Nossa individualidade se esvai pelo coletivo e seguimos inseguros, trilhando caminho para que gostem de nós e nos retribuam os gestos estudados que fazemos. Deixamos de ser indivíduos que tem reações humanas naturais e que choram, gritam, gargalham, andam, cambaleiam, caem e se levantam – para seguir em frente. Nas redes sociais desfilamos, sorrimos, brindamos e estamos sempre produzidos, como se a vida fosse só isso. Para compensar o nosso descompasso com a realidade, salvam-nos os remédios para dormir e os equivalentes para nos anestesiar durante o dia.
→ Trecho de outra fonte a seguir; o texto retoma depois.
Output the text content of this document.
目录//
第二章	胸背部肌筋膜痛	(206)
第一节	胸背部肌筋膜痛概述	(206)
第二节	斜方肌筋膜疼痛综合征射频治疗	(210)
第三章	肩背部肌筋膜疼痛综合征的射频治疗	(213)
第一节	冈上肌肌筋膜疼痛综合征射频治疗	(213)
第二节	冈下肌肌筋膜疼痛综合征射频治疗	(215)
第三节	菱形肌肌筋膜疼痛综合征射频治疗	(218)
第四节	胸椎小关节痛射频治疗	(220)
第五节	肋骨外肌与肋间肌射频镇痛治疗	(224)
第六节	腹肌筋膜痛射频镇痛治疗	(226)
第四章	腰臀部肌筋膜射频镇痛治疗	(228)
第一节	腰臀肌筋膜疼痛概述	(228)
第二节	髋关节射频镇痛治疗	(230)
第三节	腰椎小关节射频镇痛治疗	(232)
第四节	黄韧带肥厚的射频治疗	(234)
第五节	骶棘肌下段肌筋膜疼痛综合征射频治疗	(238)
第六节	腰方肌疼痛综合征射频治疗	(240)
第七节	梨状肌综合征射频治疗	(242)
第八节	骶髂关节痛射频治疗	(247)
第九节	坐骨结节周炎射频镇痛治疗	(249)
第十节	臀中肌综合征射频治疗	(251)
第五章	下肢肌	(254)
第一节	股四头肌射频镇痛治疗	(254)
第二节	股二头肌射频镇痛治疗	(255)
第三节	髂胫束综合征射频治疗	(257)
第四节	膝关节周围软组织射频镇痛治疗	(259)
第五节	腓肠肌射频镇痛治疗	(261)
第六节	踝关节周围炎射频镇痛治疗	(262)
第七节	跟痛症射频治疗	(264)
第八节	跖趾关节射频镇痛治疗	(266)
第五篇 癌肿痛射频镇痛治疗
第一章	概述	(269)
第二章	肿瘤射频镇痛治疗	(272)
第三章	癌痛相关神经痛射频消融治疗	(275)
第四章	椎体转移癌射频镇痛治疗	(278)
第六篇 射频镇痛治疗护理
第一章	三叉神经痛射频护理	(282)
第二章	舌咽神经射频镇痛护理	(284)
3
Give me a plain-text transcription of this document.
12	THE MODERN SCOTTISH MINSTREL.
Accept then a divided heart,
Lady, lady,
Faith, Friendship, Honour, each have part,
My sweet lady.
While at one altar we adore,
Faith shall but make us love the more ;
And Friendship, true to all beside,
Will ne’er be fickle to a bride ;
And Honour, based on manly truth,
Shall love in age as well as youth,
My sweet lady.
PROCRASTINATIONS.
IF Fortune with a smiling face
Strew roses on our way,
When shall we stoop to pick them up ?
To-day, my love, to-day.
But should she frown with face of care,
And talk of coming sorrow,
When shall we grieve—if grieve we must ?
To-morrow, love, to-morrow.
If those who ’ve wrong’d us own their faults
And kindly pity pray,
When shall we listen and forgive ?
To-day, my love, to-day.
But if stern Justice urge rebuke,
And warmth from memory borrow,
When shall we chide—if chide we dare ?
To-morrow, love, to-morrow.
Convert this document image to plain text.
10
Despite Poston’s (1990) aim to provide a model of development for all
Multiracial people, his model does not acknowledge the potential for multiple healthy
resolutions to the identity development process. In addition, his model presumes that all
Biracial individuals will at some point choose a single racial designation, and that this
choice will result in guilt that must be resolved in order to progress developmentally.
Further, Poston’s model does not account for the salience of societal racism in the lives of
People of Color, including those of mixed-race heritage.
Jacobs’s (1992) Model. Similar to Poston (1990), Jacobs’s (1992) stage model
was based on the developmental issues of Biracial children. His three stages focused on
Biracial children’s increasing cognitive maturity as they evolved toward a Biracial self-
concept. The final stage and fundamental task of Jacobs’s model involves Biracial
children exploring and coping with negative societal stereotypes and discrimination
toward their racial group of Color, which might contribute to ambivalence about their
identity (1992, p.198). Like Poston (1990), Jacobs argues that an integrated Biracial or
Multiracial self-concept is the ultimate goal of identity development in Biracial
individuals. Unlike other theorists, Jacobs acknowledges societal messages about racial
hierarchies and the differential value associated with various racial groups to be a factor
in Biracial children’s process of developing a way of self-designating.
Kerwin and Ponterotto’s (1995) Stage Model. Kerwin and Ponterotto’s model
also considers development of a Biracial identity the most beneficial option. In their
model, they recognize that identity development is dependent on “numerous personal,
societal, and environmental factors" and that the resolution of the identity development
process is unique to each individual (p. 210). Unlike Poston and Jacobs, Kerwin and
Dos programas de auditório das décadas passadas às atuais séries de TV, somos entretidos com eficácia. Hoje, cada vez mais, diante dos dados que nós próprios fornecemos aos sistemas inteligentes das grandes redes… No passado, os poderosos arrancavam, à força, as informações que desejavam. Hoje, voluntariamente alimentamos sites e aplicativos com informações pessoais e, cada vez mais, somos controlados, sem perceber.
O futuro está mais previsível, a manipulação é maior do que jamais foi e já damos todas as pistas do que queremos ouvir – e ouvimos. Basta fazer uma pesquisa qualquer na internet e logo começamos a receber retornos sobre o local ou o objeto pesquisado. Curioso como estamos disponíveis a isso…Viramos consumidores dos produtos veiculados por marqueteiros e votamos por essa influência, seduzidos por meras versões dos fatos. Até quando?
Nessa linha, discutir política, ideias e propostas deixou de ser o lógico – pois quem acha que está certo com a sua versão, assim seguirá. A polarização é fator não desejável, na política com P maiúsculo que os gregos nos legaram, se bem compreendemos que a ética e a política tinham por objetivo, respectivamente, a felicidade humana e a felicidade (coletiva) da polis.
Que as crianças não polarizem nos colégios a ponto de brigar no recreio e que, nós, adultos, não tenhamos atitudes infantis de brigar em família, no trabalho e nas ruas, sem nos permitir debater as ideias, a partir da realidade. Que não concluamos ser inúteis as discussões, pois isso significará o sepultamento da nossa capacidade de ouvir e de falar.